Anti-Retaliation Provision of U.S. Fair Labor Standards Act Applies Only to Current or Former Employers

A prospective employer does not violate the anti-retaliation provision of the U.S. Fair Labor Standards Act (“FLSA”) by refusing to hire a job applicant because she sued her former employer under the FLSA. The U.S. Court of Appeals for the Fourth Circuit reached this conclusion in Dellinger v. Science Applications International Corp., No. 10-1499 (4th Cir. Aug. 12, 2011). The court held that the FLSA gives an employee the right to sue only his or her current or former employer and that a prospective employee cannot sue a prospective employer for retaliation.

Plaintiff Nancy Dellinger applied for an employment position with Science Applications International Corporation (“SAIC”). SAIC allegedly offered Dellinger a job, contingent on her passing a drug test, completing specified forms, and verifying and transferring her security clearance. One of the forms required her to list all pending noncriminal litigation to which she was a party. Dellinger completed the application and identified a lawsuit that she filed under the FLSA against her former employer, CACI, Inc. Subsequently, SAIC withdrew its job offer.

Dellinger sued SAIC, alleging that its withdrawal of the offer of employment constituted “retaliation and unlawful discrimination based on [her] exercise of her protected right to file an FLSA lawsuit,” in violation of 29 U.S.C. § 215(a)(3). SAIC moved to dismiss the action for failure to state a claim upon which relief may be granted. The U.S. District Court for the Eastern District of Virginia granted the motion. Dellinger appealed to the Fourth Circuit.

The Fourth Circuit affirmed the dismissal of Dellinger’s claim. The court observed that the FLSA establishes a minimum wage and a maximum number of hours beyond which an employer may not require its non-exempt employees to work without paying overtime wages. Among other things, the FLSA also prohibits retaliation against an employee for bringing an FLSA claim. In relevant part, 29 U.S.C. § 215(a)(3) provides that–

it shall be unlawful for any person … to discharge or in any other manner discriminate against any employee because such employee has filed any complaint or instituted or caused to be instituted any proceeding under or related to this chapter, or has testified or is about to testify in any such proceeding….

The civil remedy provision of the FLSA, 29 U.S.C. § 216(b), provides in part that–

Any employer who violates the provisions of section 215(a)(3) … shall be liable for such legal or equitable relief as may be appropriate to effectuate the purposes of section 215(a)(3) … including without limitation employment, reinstatement, promotion, and the payment of wages lost and an additional equal amount as liquidated damages.

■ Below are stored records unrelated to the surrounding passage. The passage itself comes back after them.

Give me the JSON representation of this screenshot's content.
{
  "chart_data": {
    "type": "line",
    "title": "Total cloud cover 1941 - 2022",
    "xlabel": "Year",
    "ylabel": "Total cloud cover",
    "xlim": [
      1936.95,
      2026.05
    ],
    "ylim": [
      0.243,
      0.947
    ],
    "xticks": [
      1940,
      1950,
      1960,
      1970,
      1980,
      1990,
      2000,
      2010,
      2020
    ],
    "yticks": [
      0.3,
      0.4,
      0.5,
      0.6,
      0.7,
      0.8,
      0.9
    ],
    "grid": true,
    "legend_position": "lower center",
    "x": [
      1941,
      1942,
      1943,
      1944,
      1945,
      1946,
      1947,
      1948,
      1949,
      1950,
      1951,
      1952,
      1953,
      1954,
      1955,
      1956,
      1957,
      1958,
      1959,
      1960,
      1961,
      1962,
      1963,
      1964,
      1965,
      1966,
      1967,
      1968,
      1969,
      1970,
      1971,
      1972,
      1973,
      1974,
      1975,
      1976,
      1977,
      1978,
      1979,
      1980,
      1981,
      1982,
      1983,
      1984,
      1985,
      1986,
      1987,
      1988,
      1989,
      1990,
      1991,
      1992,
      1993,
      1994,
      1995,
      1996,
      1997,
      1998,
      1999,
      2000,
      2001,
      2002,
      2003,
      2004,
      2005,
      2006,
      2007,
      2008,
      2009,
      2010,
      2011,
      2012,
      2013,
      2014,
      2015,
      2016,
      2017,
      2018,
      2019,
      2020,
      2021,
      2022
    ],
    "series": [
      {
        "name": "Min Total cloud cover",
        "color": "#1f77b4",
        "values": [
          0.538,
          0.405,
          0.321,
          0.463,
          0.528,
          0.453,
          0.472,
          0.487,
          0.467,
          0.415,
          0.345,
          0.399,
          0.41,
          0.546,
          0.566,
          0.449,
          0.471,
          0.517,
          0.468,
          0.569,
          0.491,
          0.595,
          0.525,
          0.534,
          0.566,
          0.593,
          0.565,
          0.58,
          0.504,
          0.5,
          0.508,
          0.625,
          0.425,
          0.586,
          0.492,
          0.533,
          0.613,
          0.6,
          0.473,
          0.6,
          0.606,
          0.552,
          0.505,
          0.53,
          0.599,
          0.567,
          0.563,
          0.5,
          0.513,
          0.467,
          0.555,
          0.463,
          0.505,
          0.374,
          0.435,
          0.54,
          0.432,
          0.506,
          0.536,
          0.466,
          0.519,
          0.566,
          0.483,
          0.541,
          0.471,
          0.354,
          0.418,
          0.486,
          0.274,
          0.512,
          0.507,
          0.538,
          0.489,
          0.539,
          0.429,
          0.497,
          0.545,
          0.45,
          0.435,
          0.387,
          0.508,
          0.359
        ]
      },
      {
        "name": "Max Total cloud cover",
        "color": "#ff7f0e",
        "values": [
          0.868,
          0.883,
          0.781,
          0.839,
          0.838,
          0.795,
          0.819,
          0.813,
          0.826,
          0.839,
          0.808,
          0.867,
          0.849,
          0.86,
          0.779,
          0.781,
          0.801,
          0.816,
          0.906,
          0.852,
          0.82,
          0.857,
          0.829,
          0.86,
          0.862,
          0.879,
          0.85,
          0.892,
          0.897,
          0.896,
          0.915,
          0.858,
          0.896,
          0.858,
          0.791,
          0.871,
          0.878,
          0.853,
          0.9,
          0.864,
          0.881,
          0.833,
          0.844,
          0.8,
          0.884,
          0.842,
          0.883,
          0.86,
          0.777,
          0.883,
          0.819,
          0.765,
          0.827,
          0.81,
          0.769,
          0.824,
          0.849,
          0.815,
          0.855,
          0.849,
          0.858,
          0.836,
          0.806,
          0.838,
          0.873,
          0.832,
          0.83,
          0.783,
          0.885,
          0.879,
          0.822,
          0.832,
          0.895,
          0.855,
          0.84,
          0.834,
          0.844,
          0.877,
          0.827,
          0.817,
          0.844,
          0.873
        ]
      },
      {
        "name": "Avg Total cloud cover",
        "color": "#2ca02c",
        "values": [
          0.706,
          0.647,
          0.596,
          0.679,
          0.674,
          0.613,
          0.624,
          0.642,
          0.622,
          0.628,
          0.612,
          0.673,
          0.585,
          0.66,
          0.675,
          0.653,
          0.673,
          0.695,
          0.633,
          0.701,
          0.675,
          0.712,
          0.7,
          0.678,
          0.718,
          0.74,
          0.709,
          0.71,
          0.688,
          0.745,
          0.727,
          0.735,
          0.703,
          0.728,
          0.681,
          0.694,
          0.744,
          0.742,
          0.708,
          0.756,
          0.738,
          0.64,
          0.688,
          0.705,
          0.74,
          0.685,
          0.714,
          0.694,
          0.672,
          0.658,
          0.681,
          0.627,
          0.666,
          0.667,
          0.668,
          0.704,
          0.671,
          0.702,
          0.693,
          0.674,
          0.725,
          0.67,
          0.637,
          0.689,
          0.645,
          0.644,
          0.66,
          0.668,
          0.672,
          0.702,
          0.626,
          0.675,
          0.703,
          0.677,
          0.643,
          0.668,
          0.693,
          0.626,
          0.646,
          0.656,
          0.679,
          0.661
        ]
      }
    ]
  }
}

Dellinger argued that because Section 215(a)(3) provides  that “it shall be unlawful for any person” to retaliate against any employee, she could sue any “person” who retaliated against her, rather than simply her employer. The Fourth Circuit disagreed. It reasoned that–

While § 215(a)(3) does prohibit all “persons” from engaging in certain acts, including retaliation against employees, it does not authorize employees to sue “any person.” An employee may only sue employers for retaliation, as explicitly provided in § 216(b).

The court also found that the purpose of the anti-retaliation provision of the FLSA is “to ensure that employees could sue to obtain minimum wages and maximum hours from their employers without the employers taking adverse action against them for the exercise of those rights.” Because the provision is directed against employers, and is not “a free-standing protection against any societal retaliation, “29 U.S.C. § 215(a)(3), does not authorize prospective employees to bring retaliation claims against prospective employers.”